Le paysage bouge, change, avec le temps, avec les sociétés qui le modifient, le modèlent à leurs valeurs. « Face à un bocage, nous avons spontanément le sentiment que nos ancêtres néolithiques l’ont construit comme nous le voyons. Or, c’est tout sauf vrai. » Il suffit de regarder quelques exemples photographiés pour voir les changement en quelques dizaines d’années seulement. Toute transformation du paysage ne doit pas devenir une détérioration. Le paysage n’est pas seulement dans le registre du pittoresque, il est aussi dans ce qu’on appelle le cadre de vie. Il peut être également un facteur de paix social, par l’apprentissage de valeurs de nature à favoriser la vie en société : responsabilité, dignité, source d’inspiration, lieux d’éducation du beau, par exemple.

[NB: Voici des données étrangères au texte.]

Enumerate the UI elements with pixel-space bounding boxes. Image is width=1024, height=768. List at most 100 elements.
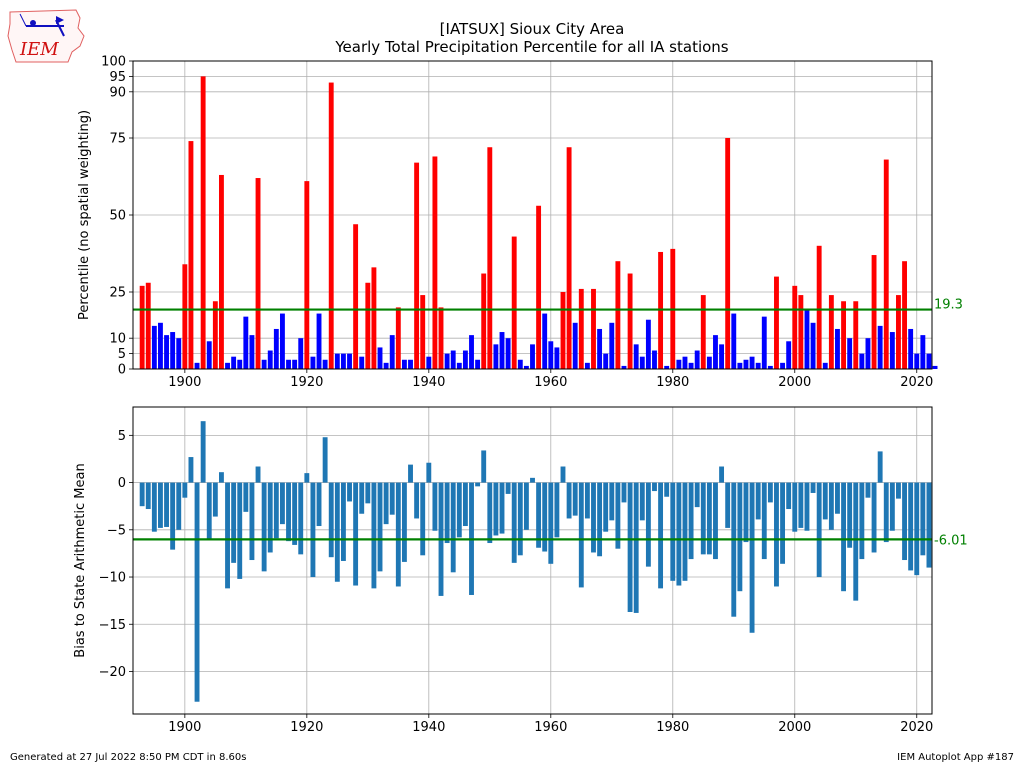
bar-1923 <box>322 359 328 369</box>
bar-1952 <box>499 482 505 534</box>
bar-1925 <box>334 482 340 582</box>
bar-1954 <box>511 236 517 369</box>
bar-1944 <box>450 482 456 573</box>
bar-1923 <box>322 437 328 483</box>
bar-2013 <box>871 482 877 553</box>
bar-1961 <box>554 482 560 538</box>
bar-1958 <box>536 482 542 548</box>
bar-1995 <box>761 316 767 369</box>
bar-1964 <box>572 482 578 516</box>
bar-2015 <box>883 482 889 543</box>
bar-1897 <box>164 482 169 527</box>
x-tick-label: 1940 <box>412 375 445 390</box>
x-tick-label: 1900 <box>168 375 201 390</box>
bar-1943 <box>444 353 450 369</box>
y-axis-label: Percentile (no spatial weighting) <box>77 110 92 320</box>
bar-1915 <box>273 328 279 369</box>
bar-1970 <box>609 322 615 369</box>
bar-1921 <box>310 356 316 369</box>
bar-1957 <box>530 477 535 483</box>
bar-1940 <box>426 462 432 483</box>
bar-1973 <box>627 482 633 612</box>
bar-1903 <box>200 76 206 370</box>
bar-2001 <box>798 295 804 369</box>
bar-1956 <box>523 482 529 530</box>
bar-2016 <box>889 332 895 369</box>
bar-2006 <box>828 482 834 530</box>
bar-1893 <box>139 482 145 507</box>
bar-1991 <box>737 482 743 592</box>
plot-frame <box>132 406 933 715</box>
bar-2000 <box>792 482 798 532</box>
bar-1924 <box>328 482 334 558</box>
bar-1927 <box>347 353 352 369</box>
y-tick-label: 50 <box>109 209 126 224</box>
bar-1893 <box>139 285 145 369</box>
bar-1926 <box>340 353 346 369</box>
y-tick-label: 5 <box>118 429 126 444</box>
bar-1922 <box>316 313 322 369</box>
bar-1952 <box>499 332 505 369</box>
bar-1920 <box>304 473 310 483</box>
bar-1993 <box>749 482 755 633</box>
y-tick-label: 5 <box>118 347 126 362</box>
bar-1956 <box>523 365 529 369</box>
bar-1976 <box>645 319 651 369</box>
bar-2017 <box>896 295 901 369</box>
x-tick-label: 1980 <box>656 720 689 735</box>
bar-1995 <box>761 482 767 560</box>
bar-1909 <box>237 359 243 369</box>
y-tick-label: −5 <box>107 523 126 538</box>
bar-1942 <box>438 307 444 369</box>
bar-1959 <box>542 313 548 369</box>
x-tick-label: 2000 <box>778 375 811 390</box>
y-tick-label: 75 <box>109 132 126 147</box>
footer-app: IEM Autoplot App #187 <box>897 752 1014 763</box>
bar-1991 <box>737 362 743 369</box>
bar-1916 <box>279 482 285 525</box>
bar-2000 <box>792 285 798 369</box>
bar-2020 <box>914 482 920 576</box>
bar-1957 <box>530 344 535 369</box>
bar-2015 <box>883 159 889 369</box>
bar-1992 <box>743 359 749 369</box>
bar-1919 <box>298 338 304 369</box>
x-tick-label: 1900 <box>168 720 201 735</box>
bar-1908 <box>231 482 237 563</box>
bar-1906 <box>218 472 224 483</box>
bar-1953 <box>505 338 511 369</box>
bar-1975 <box>639 356 645 369</box>
y-tick-label: −15 <box>99 618 126 633</box>
y-tick-label: −20 <box>99 665 126 680</box>
chart-title-line2: Yearly Total Precipitation Percentile fo… <box>335 38 729 56</box>
bar-1907 <box>225 482 230 589</box>
bar-1969 <box>603 353 609 369</box>
bar-1896 <box>158 482 163 528</box>
y-tick-label: 0 <box>118 363 126 378</box>
bar-1915 <box>273 482 279 539</box>
bar-2001 <box>798 482 804 528</box>
bar-1908 <box>231 356 237 369</box>
bar-1967 <box>591 482 596 553</box>
bar-1931 <box>371 482 377 589</box>
bar-1983 <box>688 362 694 369</box>
bar-1968 <box>597 482 603 557</box>
bar-2004 <box>816 482 822 578</box>
bar-1943 <box>444 482 450 544</box>
bar-2003 <box>810 482 816 493</box>
bar-1999 <box>786 482 792 510</box>
bar-2008 <box>841 301 847 369</box>
bar-2007 <box>835 328 840 369</box>
bar-1946 <box>462 482 468 527</box>
bar-1989 <box>725 482 731 528</box>
bar-1984 <box>694 482 700 508</box>
bar-1898 <box>170 482 176 550</box>
bar-1895 <box>151 325 157 369</box>
average-label: 19.3 <box>934 298 963 313</box>
bar-1961 <box>554 347 560 369</box>
x-tick-label: 2020 <box>900 720 933 735</box>
bar-2014 <box>877 325 883 369</box>
bar-1987 <box>713 482 718 560</box>
bar-1951 <box>493 344 499 369</box>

Apparemment il n’y a pas aujourd’hui de politique suivie du paysage. Chacun fait à peut près ce qu’il veut. Mais bientôt peut-être un « droit au paysage » sera-t-il inscrit dans un texte de droit. Alors existera une sanction de « trouble paysager grave ». Ce dossier intéressera les voyageurs que nous sommes. Car à chaque pas que nous faisons, le paysage est là, il nous entoure, il a une incidence sur nos pensées du moment, et à venir. Peut-être devrions-nous nous intéresser à cette problématique avant qu’il se passe quelques chose de grave, voire d’irréversible. (Revue des Deux Mondes mars 2002.)


Siècle 21 - Les lieux

La revue de littérature et de société Siècle 21 publiée par l'Esprit des péninsules en est à son numéro 10 pour son numéro de printemps - été 2007. Au menu: les lieux, à travers «trois grands thèmes porteurs de rêve, d'histoire et de civilisation»:

10 et quelques villes, en commençant par Babel; 10 et quelques îles, en commençant par Ithaque; 10 et quelques fleuves, parce qu'ils ont été les voies de pénétration des continents.

Les contributions sont de formes diverses (récits, poèmes, extraits) set sont ponctuées de dessins de Pierre Loti. Les auteurs sont parmi les plus intéressants dans la littérature de l'ailleurs: Pamuck, Brink, Lacarrière, Homère... par exemple, mais aussi des auteurs moins connus dont les textes sont à découvrir.

L'Esprit des péninsules propose un site, mais pas d'infos sur la revue. Rien non plus en vente ici... On aimerait en voir plus.